La bibliothèque de Mantegna, comme l’indique l’inventaire de ses bien dressé après sa mort, se composait essentiellement d’ouvrages de littérature classique. Il appréciait les poètes -Virgile, Stace et Terence -, mais aussi les chroniques historiques comme celles de Salluste, Juvénal ou Valère Maxime, dans lesquelles il puisait le sujet de ses peintures mais aussi les détails documentaires lui permettant d’élaborer une vision cohérente du monde antique.
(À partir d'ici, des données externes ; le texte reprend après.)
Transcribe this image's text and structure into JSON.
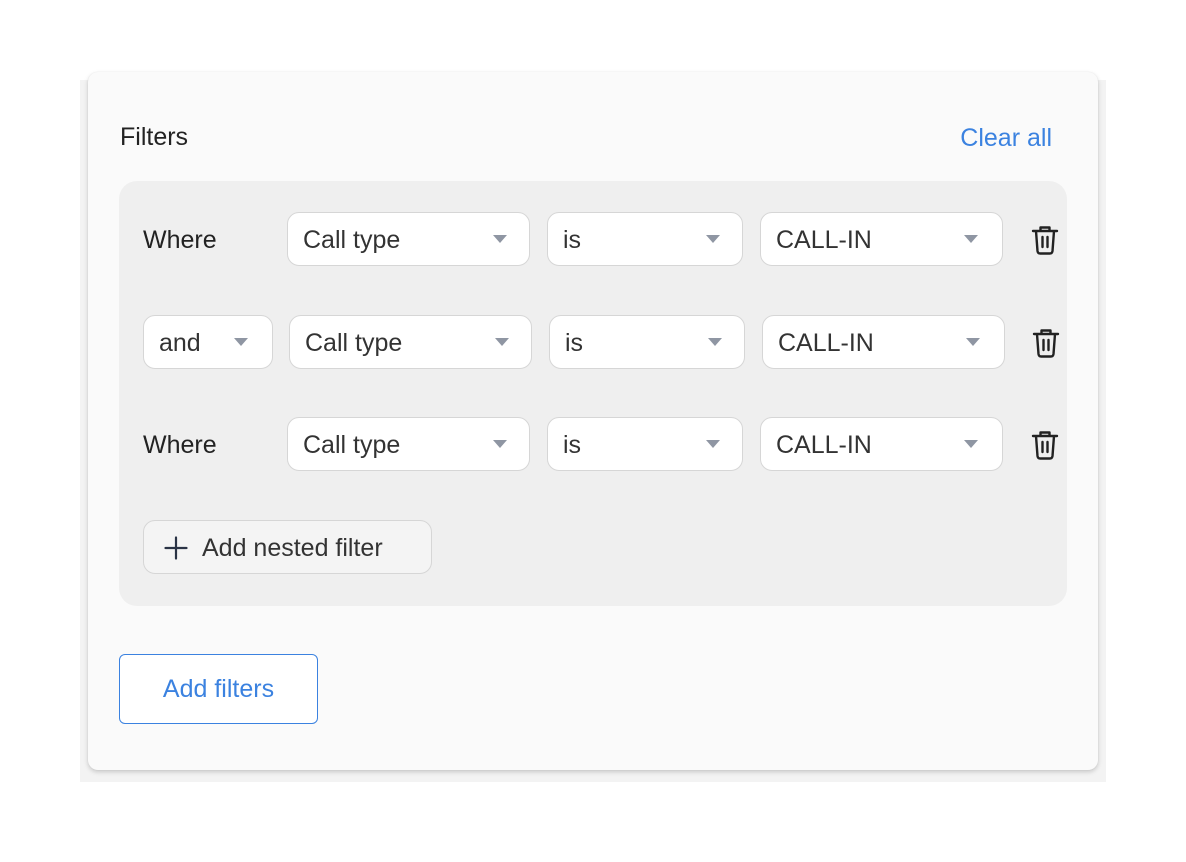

À cet effet, il consulta avec profit la Roma Triumphans de l’historien et archéologue Flavio Biondo, première tentative moderne de reconstitution globale de la civilisation romaine, publiée en 1473 à Mantoue. Le succès immédiat que connut à l’époque cette encyclopédie, tient à la méthode inaugurée par Biondo qui consistait à vérifier les informations livrées par les textes au moyen d’une confrontation avec les vestiges antiques, les monuments et les inscriptions. L’histoire de Rome offrait aux hommes de la Renaissance un éventail très large de figures dont le destin héroïque pouvait être transposé en peinture en une allégorie morale.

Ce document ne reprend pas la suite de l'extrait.